Breithardt liegt zwei Kilometer östlich der Aar am Breithardter Bach, der bei Burg Hohenstein in die Aar mündet. Umgeben ist Breithardt von landwirtschaftlichen Flächen, die gleich von vier Bächen durchzogen werden, die hier den Breithardter Bach bilden. Das Dorf ist erstmals um das Jahr 1260 erwähnt und die jetzige Namensform gibt es seit 1648. Der Name bedeutet "breiter Wald" oder "weites bebautes Land" und Breithardt war für einige Dörfer Kirchdorf, das sogar 1417 Stadtrechte verliehen bekam, ohne diese jedoch wahrzunehmen.

Die evangelische Kirche liegt reizvoll am Dorfrand im Tal mit Kirchhofmauer und Torbau und wurde 1228 als Kirche zum Heiligen Kreuz erbaut. Der mächtige romanische Wehrturm mit seinen 28m Höhe und spätgotischem Spitzhelm ist das Wahrzeichen von Breithardt. Das Kirchenschiff ist im Süden noch romanischen Ursprungs, im Norden wurde es im 17. Jahrhundert erweitert. Der höhere spätgotische Chor wurde 1450 erbaut.

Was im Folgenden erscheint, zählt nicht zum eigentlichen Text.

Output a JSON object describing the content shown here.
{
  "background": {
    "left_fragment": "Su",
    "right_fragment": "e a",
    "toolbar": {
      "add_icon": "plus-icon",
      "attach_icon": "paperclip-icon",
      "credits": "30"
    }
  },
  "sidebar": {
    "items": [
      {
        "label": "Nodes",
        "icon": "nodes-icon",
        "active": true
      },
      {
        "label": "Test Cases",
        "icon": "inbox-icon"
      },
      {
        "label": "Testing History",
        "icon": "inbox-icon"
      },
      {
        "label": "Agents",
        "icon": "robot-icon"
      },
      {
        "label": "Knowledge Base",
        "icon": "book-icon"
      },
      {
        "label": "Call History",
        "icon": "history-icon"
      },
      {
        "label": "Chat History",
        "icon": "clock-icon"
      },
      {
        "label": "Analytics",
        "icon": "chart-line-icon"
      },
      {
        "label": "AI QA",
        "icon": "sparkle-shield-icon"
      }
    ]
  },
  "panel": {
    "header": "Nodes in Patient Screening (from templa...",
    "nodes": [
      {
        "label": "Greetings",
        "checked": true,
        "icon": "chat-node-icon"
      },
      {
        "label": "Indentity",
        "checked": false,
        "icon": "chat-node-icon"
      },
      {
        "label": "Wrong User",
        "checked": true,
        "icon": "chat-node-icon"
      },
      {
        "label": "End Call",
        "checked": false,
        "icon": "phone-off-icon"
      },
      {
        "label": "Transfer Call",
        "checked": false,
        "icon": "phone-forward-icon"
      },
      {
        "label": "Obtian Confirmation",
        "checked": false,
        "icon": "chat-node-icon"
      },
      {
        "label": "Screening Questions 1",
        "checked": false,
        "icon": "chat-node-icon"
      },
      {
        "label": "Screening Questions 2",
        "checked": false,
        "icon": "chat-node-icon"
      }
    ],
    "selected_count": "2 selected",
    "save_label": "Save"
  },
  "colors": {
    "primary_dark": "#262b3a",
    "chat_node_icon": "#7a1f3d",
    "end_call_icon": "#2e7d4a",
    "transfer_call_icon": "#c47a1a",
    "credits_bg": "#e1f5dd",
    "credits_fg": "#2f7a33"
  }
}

Im Innern der Pfarrkirche sieht man die Flachdecke auf vier Rundstützen mit Stuckornamenten liegen. Im Netzgewölbe des Chores findet sich neben Tier- und Fratzenkonsolen auch der Nassauer Löwe. Die Fresken stammen aus der zweiten Hälfte des 15. Jahrhunderts und stellen einen vollständig erhaltenen Zyklus mit Szenen aus dem Neuen Testament dar. Ein Wandtabernakel mit Epitaph, Kreuzigungsgruppe und Stifterfiguren sind 1490 geschaffen worden. Zwei weitere Sakramentshäuschen, eines davon mit zwei nassauischen Wappen, und der Taufstein sind wohl 1519 hinzugefügt worden.

Schon im Jahr 1594 wird für Breithardt eine Schule erwähnt. Die noch erhaltene alte Schule stammt allerdings erst von 1874 und liegt direkt zwischen Pfarrkirche und dem früheren Pfarrhaus. Die alte Schule dient heute als Teil des Gemeindezentrums. Es ist ein typischer preußischer Schultyp, ein zweigeschossiger Backsteinbau von sieben Achsen, wobei die mittlere als Eingangsachse dient und durch einen vorgezogenen Giebel betont wird.

Das alte Rathaus in der Ortsmitte, früher mit Backhaus, wurde um 1700 errichtet. Das Gebäude, das im Untergeschoss aus Bruchsteinmauerwerk und im Obergeschoss aus Fachwerk mit Zierformen besteht, unterlag vielen baulichen Veränderungen und die spätere Anbauten (Feuerwehrgerätehaus und Treppenhaus) wurden bei der jüngsten Instandsetzung 1987-88 wieder entfernt. Heute dient es als Restaurant und ist in den Komplex des neuen Bürgerhauses einbezogen.

Das heutige Rathaus war am südöstlichen Ortsrand im Jahr 1905 als jüdisches Kaufhaus gebaut worden. Damals und für die hiesigen Verhältnisse war es ungewöhnlich modern mit Aufzug und fließendem Wasser ausgestattet. In der Naziherrschaft fiel das Haus an die Gemeinde, die hier zunächst die Hitlerjugend antreten ließ. Seit 1973 werden hier die Amtsgeschäfte der 1972 neu gegründeten Gemeinde Hohenstein erledigt. Der dreigeschossige Backsteinbau hebt sich von der Umgebung vor allem durch seine Höhe, aber auch seine gestalterischen Elemente ab, die im Giebel an die Formensprache der Renaissance erinnern.